HRT contains the build token that is used to authenticate the POST /built after the execution of HRT is done. Please don’t ask for replacing this with JWT in Foreman 2.3
JWT is tied to the user account, so HRT rendering happens under that account permissions. The fact the user knows build token means he had the permission to created (register) the host. We trust he or she can switch this flag without proper authorization. This is the well known concept from provisioning, where token knowledge is enough to flip the build mode.
I hope this helps, questions please. Also once you’re happy with the design for case 3, ACK would be great at least from the same group.
I go to client VM shell and type the curl manually, therefore I must know the proxy url. In this case, Foreman does not need to know it
I use the the Foreman UI to generate the command. The plan is to have the “New host registeration” page, where user has a simple form to pick hostgroup, organization, location, JWT expiration time etc and he’ll the curl command to run. I’d add a drop down selector for proxies we know about. Therefore we’d get the URL of the proxy that Foreman talks to. In edge case this may not be resolvable by the client, however I think in most cases it’s the same. In case people would need more flexibility, we can consider a text input for proxy url.

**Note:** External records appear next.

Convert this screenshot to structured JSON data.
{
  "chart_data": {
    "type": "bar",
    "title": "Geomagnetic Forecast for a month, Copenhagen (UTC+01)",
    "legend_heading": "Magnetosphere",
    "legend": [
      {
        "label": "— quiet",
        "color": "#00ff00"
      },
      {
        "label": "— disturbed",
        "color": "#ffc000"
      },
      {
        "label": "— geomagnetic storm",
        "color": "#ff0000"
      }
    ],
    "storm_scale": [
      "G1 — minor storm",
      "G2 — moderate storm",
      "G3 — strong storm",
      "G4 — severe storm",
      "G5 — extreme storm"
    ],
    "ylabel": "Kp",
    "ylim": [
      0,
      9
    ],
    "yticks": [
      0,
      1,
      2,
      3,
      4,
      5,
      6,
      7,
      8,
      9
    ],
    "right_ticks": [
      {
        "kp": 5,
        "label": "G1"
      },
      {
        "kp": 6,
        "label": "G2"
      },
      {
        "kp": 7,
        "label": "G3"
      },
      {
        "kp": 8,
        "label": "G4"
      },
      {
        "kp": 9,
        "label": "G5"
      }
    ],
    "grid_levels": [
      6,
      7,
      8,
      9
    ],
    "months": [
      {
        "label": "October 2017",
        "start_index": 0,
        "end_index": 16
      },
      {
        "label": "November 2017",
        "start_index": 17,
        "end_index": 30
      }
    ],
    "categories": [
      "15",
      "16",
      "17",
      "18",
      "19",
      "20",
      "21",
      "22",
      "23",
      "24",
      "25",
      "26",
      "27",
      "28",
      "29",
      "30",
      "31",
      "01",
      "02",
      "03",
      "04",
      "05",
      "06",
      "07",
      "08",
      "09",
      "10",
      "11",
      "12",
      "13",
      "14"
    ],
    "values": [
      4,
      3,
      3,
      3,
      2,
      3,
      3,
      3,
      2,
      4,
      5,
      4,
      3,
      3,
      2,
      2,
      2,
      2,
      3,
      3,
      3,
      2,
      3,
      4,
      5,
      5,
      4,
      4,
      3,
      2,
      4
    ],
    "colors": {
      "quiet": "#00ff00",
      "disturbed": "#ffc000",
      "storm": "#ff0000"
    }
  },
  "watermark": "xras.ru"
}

Could we also add a registration proxy to all subnets so users could alternatively choose the target subnet. This should be more user friendly because user’s don’t need to know details about the network topology (which a Foreman admin might know when setting everything up).
Interesting. I think that’s a good enhancement in general. Should we keep both options?
I guess subnet could have more proxies assigned right? Or would you see that more like 1:n? Would you prefer to keep both options in the form then? Explicit selection of the proxy or subnet. I like explicit proxy selection because if I as a user don’t want to define the subnet object, I could still register hosts throught external proxies I’ve deployed. If I don’t plan to use provisioning, I may not want to keep track of subnets in Foreman. Should the subnet selection also set it for the host primary interface?
We’re going slightly off-topic now though. The UI will go through multiple iterations I believe. Let’s say we can identify the proxy on the Foreman side somehow, does the flow in case 3 then looks alright?
Overall the flow looks good, my comments are mostly about implementation details.
It looks like the Register module for the Smart Proxy needs (at least) 2 URLs:
I think these we should try not to pollute the top level API. Looking at the current code, the traditional provisioning uses /unattended/built. I think you mean to reuse this, also on the Foreman side.
That means the register module will depend on the templates module to provide that endpoint.
, /built was meant to be /unattended/built. If we don’t want to add the endpoint forwarding to the new register module, we can reuse templates module. However, that means the forwarding for that endpoint is relying on templates_url setting of that module, right?